**Une opération majeure dans l'aviation européenne**
Le 6 août, Apollo Global Management a confirmé le rachat d'easyJet via une offre publique d'achat en numéraire de 5,7 milliards de livres (environ 6,7 milliards d'euros), à 7,15 livres par action. L'opération, recommandée à l'unanimité par le conseil d'administration, devrait être finalisée au premier trimestre 2027. Ce rachat positionne Apollo comme nouveau propriétaire de la deuxième compagnie low-cost européenne, après le retrait de Castlelake. Pour les étudiants en aviation, c'est un exemple concret de la manière dont le capital-investissement redessine l'industrie aérienne, avec des implications majeures pour la planification des réseaux, les stratégies de flotte et l'emploi.

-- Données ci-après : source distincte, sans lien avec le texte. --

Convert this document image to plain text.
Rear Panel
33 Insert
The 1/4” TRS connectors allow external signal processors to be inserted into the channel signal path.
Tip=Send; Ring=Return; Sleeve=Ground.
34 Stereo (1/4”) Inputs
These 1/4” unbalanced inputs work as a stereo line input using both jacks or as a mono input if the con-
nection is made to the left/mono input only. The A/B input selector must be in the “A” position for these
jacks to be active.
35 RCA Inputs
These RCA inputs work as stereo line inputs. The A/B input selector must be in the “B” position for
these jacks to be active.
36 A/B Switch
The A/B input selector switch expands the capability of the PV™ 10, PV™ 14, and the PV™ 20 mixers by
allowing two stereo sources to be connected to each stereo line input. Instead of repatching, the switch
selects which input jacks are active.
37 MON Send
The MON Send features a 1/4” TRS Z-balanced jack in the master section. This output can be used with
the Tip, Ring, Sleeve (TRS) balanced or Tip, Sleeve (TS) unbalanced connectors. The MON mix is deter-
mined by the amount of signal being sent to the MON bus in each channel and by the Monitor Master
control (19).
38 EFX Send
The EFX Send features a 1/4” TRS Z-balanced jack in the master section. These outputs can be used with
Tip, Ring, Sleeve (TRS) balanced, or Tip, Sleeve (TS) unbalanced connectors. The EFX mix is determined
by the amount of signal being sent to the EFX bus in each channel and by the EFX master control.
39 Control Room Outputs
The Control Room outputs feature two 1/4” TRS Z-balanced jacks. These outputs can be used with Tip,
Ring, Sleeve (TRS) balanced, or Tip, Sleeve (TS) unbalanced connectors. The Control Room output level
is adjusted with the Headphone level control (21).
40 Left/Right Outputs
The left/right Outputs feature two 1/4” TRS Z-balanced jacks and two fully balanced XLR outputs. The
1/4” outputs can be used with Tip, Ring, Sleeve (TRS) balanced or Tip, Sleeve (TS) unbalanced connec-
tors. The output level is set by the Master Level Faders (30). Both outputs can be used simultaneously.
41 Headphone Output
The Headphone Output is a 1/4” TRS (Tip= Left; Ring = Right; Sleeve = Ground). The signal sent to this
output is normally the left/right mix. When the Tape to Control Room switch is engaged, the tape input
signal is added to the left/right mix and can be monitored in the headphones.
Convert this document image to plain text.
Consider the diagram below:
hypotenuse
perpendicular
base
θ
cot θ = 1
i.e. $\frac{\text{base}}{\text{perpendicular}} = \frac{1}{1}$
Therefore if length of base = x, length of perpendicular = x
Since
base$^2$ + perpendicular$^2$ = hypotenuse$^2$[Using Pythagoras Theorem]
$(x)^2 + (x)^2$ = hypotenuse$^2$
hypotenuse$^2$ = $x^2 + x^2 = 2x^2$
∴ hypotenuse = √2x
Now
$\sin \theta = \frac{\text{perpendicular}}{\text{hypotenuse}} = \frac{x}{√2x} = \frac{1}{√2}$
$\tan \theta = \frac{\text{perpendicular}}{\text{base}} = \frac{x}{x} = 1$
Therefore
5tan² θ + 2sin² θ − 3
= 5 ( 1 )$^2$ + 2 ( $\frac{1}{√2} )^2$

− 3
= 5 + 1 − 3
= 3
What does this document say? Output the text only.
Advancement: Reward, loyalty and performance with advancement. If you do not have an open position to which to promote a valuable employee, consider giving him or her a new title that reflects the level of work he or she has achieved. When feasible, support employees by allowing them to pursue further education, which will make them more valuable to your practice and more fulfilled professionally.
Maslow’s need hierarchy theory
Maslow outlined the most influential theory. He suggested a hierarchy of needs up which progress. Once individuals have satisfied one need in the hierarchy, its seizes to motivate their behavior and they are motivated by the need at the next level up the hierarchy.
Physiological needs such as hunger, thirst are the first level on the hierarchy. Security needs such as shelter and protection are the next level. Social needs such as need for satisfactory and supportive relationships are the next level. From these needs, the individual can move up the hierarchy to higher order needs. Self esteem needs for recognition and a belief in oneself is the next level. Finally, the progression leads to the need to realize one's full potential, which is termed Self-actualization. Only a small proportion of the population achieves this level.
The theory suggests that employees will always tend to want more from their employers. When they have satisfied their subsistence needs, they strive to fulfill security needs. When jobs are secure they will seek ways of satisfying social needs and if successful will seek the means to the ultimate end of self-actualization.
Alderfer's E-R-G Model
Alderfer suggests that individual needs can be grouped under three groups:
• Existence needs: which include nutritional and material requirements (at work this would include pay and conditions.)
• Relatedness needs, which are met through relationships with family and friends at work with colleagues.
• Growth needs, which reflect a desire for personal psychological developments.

**Pourquoi easyJet ? La valeur stratégique des slots et du réseau**
L'attrait d'easyJet réside dans son portefeuille de créneaux aéroportuaires dans les grands hubs européens comme Londres-Gatwick, Paris-CDG, Genève et Amsterdam. Ces slots sont notoirement difficiles à obtenir, faisant d'easyJet un actif rare. Apollo a souligné la marque forte, le réseau étendu et les positions solides sur des marchés attractifs. De plus, easyJet Holidays est devenu un moteur de croissance, offrant une source de revenus moins volatile que le transport point à point. Pour les étudiants ATPL, comprendre l'allocation des slots et son importance stratégique est crucial, car cela influence directement la planification des routes et les décisions opérationnelles.
**Pressions financières et contexte de marché**
L'acquisition intervient dans un contexte financier difficile pour easyJet. Le bénéfice avant impôts a chuté de 70% au troisième trimestre, à environ 99 millions d'euros, en raison de la hausse du carburant et des tensions au Moyen-Orient. Ryanair et Wizz Air ont également subi des baisses de bénéfices, soulignant la vulnérabilité du secteur aux chocs externes. L'offre d'Apollo représente une prime de 81% par rapport au cours du 28 mai, mais reste en deçà des sommets pré-Covid. Ce calendrier opportuniste souligne la nature cyclique de l'économie aérienne, une leçon clé pour les futurs gestionnaires de compagnies.
**Obstacles réglementaires : propriété et contrôle**
Un aspect critique de cet accord est la conformité avec le règlement (CE) n° 1008/2008, qui exige que les compagnies aériennes de l'UE soient majoritairement détenues et effectivement contrôlées par des ressortissants européens. Bien qu'easyJet soit basée au Royaume-Uni, ses opérations européennes reposent sur easyJet Europe en Autriche. Apollo détiendra au maximum 49,9% du capital, le solde restant entre des mains européennes, y compris un trust. Cette structure vise à satisfaire les exigences réglementaires tout en permettant à Apollo de bénéficier économiquement. Pour les étudiants ATC et ATPL, cela met en évidence l'interaction complexe entre la gouvernance d'entreprise et le droit aérien, un sujet souvent abordé dans les examens ATPL.
**Implications pour l'industrie et les étudiants**
Cette acquisition signale une tendance du capital-investissement à entrer dans l'aviation européenne, ce qui pourrait conduire à une consolidation accrue. Pour les étudiants, cela souligne l'importance de comprendre les modèles économiques, les cadres réglementaires et la gestion stratégique. En tant que futurs pilotes ou contrôleurs, vous évoluerez dans des réseaux façonnés par de tels accords, il est donc essentiel de rester informé des évolutions du secteur. L'accord soulève également des questions sur la concurrence, car la propriété d'Apollo pourrait affecter les réseaux de routes et les stratégies de prix, influençant les opérations quotidiennes.